Et qu’en nos modernes écrits
On ne récolte qu’à grand’peine!
Or, le bon sens, voilà pour moi
Dans un auteur la qualité première !
Et c’est pourquoi
Dès que je flaire
Un bouquin séculaire.
Sa seule vue attire et réjouit
Mon cœur et mon esprit.
Et maintenant je reprends mon récit
Sans autre commentaire.
Donc, je lisais un jour,
Dans un vieux bouquin, que l’Amour
Et la Haine, du même père.
Chose bizarre ! étaient issus jadis ;
Mais la sœur et le frère
Vivaient en ennemis.
L’Amour était aveugle de naissance ;
La Haine avait de très-bons yeux ;
Or, sans la moindre conscience.
Elle abusait de ce bienfait des dieux
Pour jouer à l’Amour mille tours odieux :
Si, dans l’ombre et le mystère,
A quelque rendez-vous discret,
L’Amour se trouvait en secret.
Le suivant à la piste.
Sournoisement et d’un œil curieux,
La Haine, à l’improviste,
Venait troubler ses plaisirs et ses jeux.
L’Amour est d’humeur vagabonde,
C’est là son grand défaut !
Si de courir le monde
11 lui prenait fantaisie, aussitôt,
Mettant à profit son absence,
Et, par son souffle venimeux,
De la vengeance
En attisant les feux,
La Haine se glissait, sans scrupule, à sa place
Dans les cœurs que l’Amour avait aimés le mieux !
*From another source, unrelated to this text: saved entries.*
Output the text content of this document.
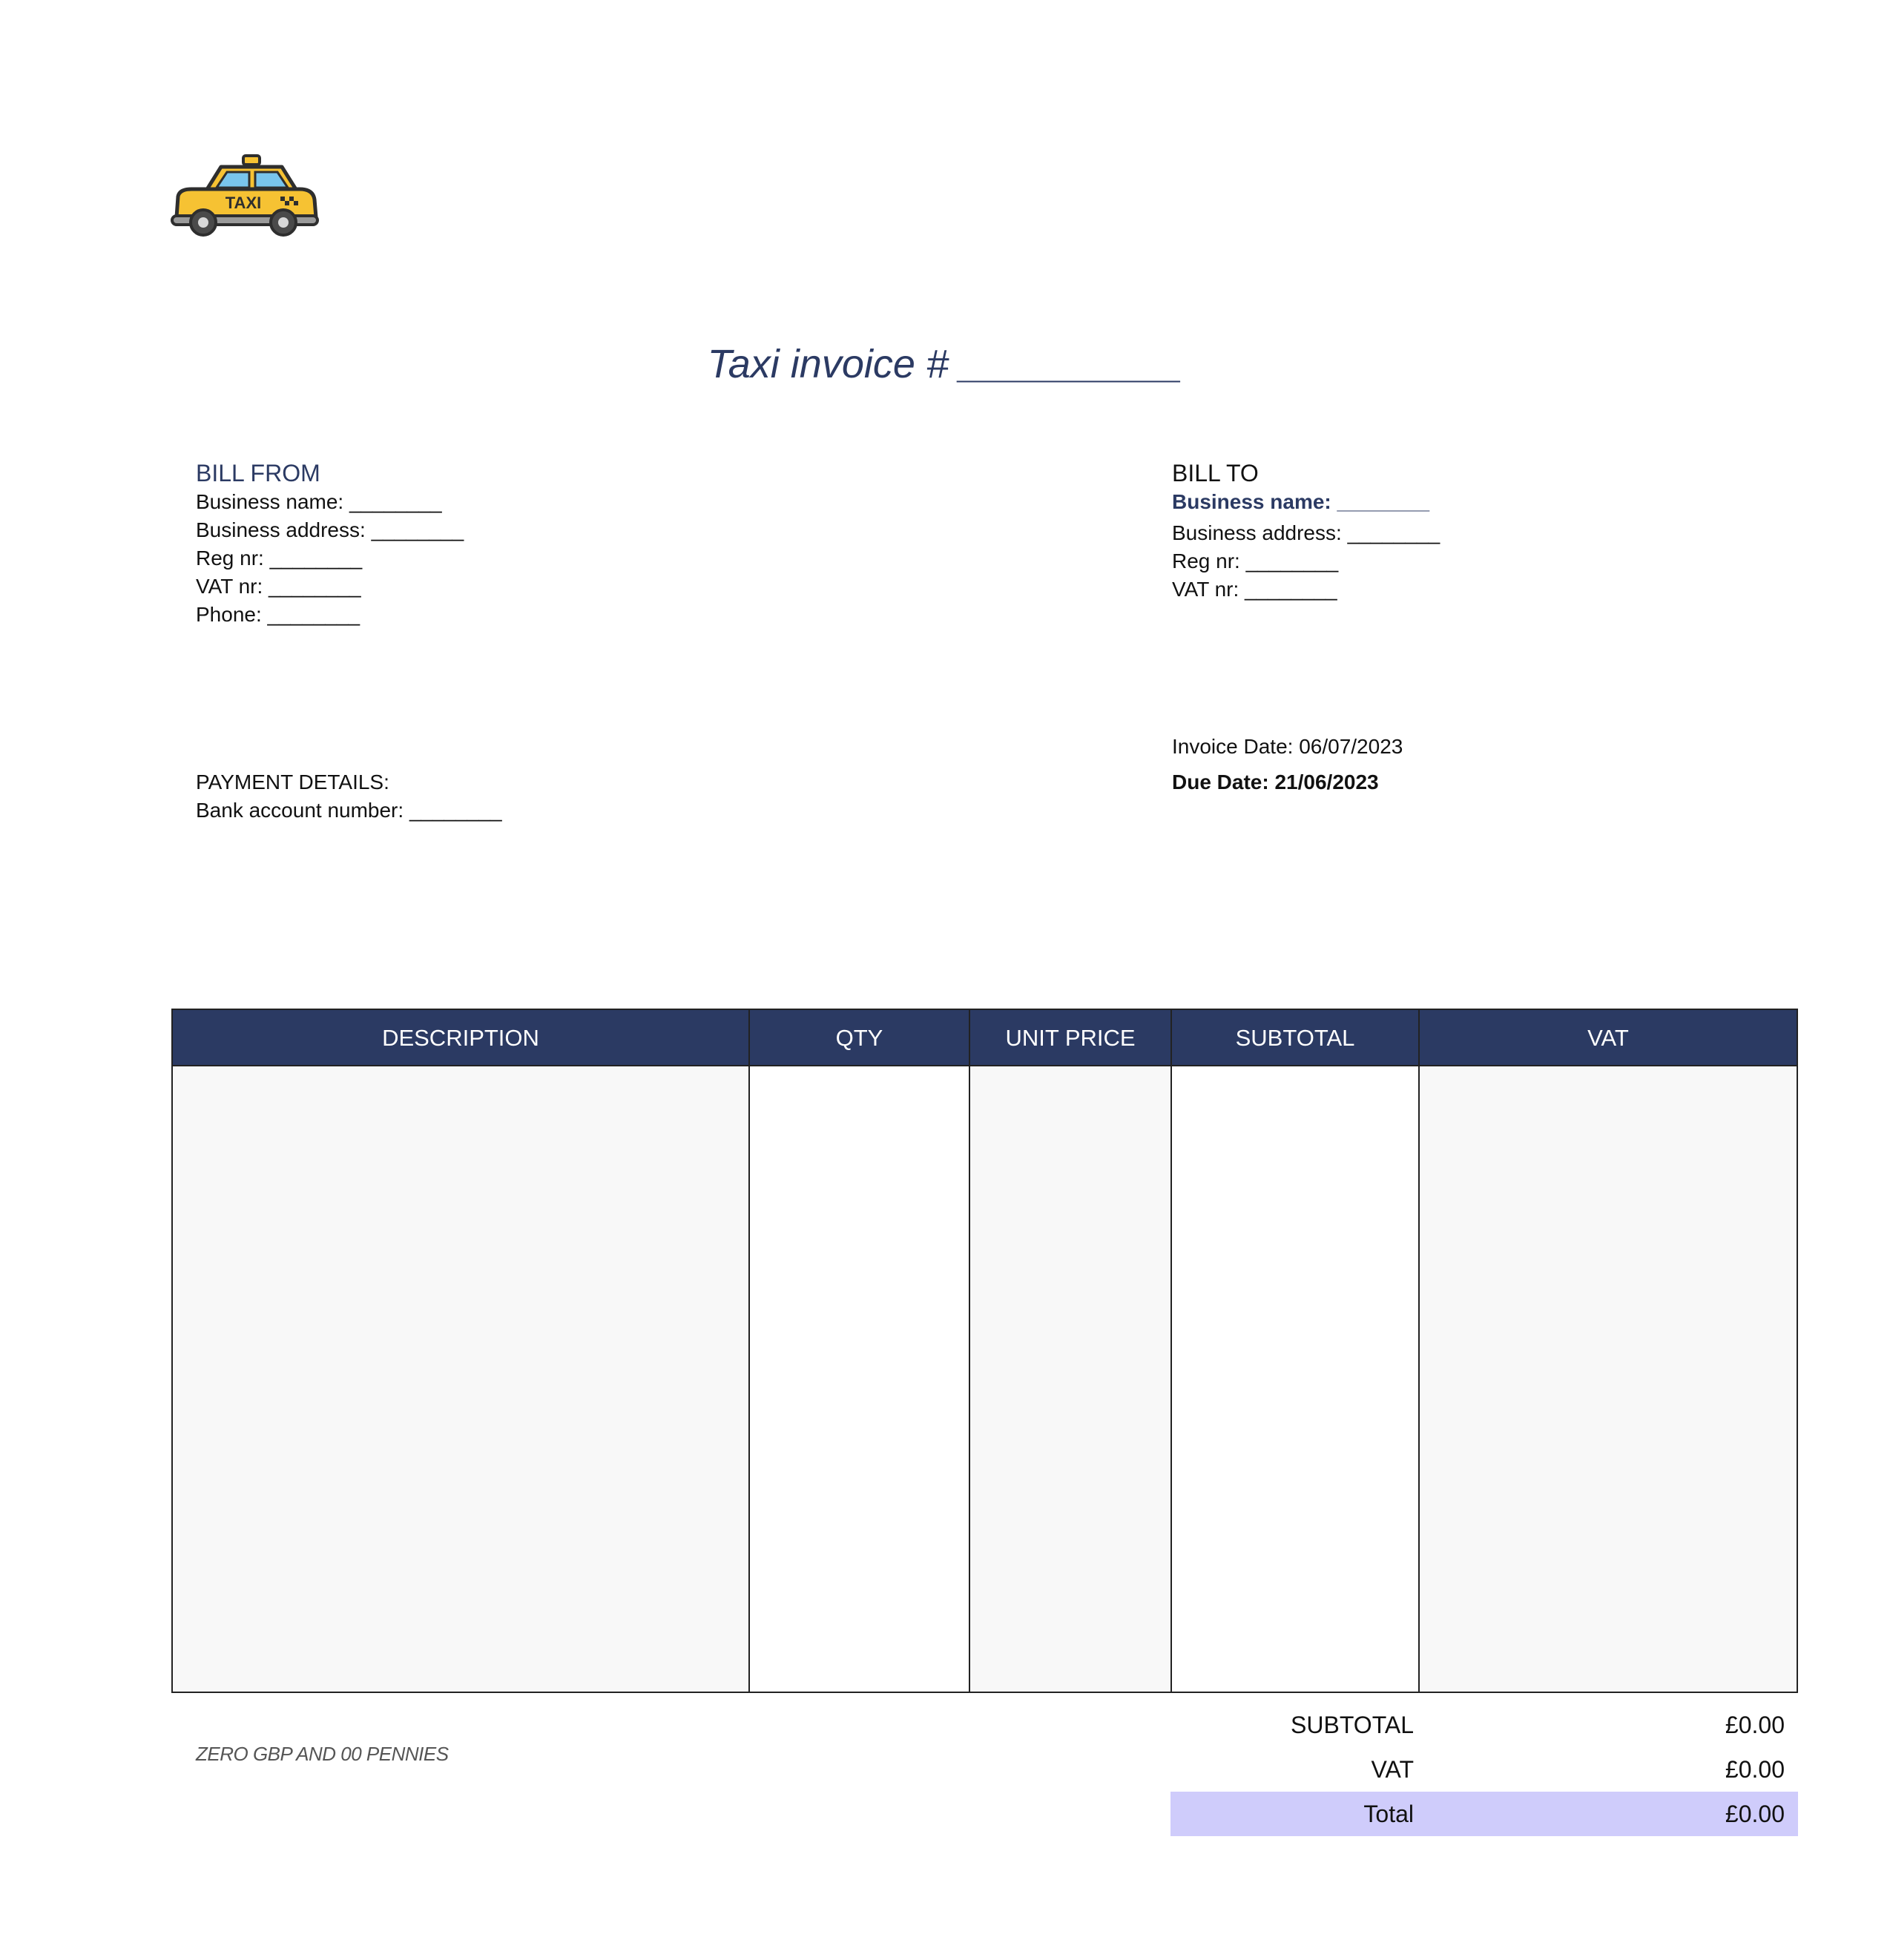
TAXI
Taxi invoice # __________
BILL FROM
Business name: ________
Business address: ________
Reg nr: ________
VAT nr: ________
Phone: ________
BILL TO
Business name: ________
Business address: ________
Reg nr: ________
VAT nr: ________
PAYMENT DETAILS:
Bank account number: ________
Invoice Date: 06/07/2023
Due Date: 21/06/2023
DESCRIPTION	QTY	UNIT PRICE	SUBTOTAL	VAT
ZERO GBP AND 00 PENNIES
SUBTOTAL	£0.00
VAT	£0.00
Total	£0.00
Bref, révolté de cet excès d’audace,
L’Amour porta devant la cour des dieux
Sa plainte et ses griefs : après sévère enquête.
Et des méfaits la preuve étant complète,
Il fut, par la suprême cour.
Ordonné qu’à titre de peine,
Ainsi que son frère, la Haine
Perdrait les yeux ! Or, c’est depuis ce jour
Que la Haine est aveugle, aussi bien que l’Amour.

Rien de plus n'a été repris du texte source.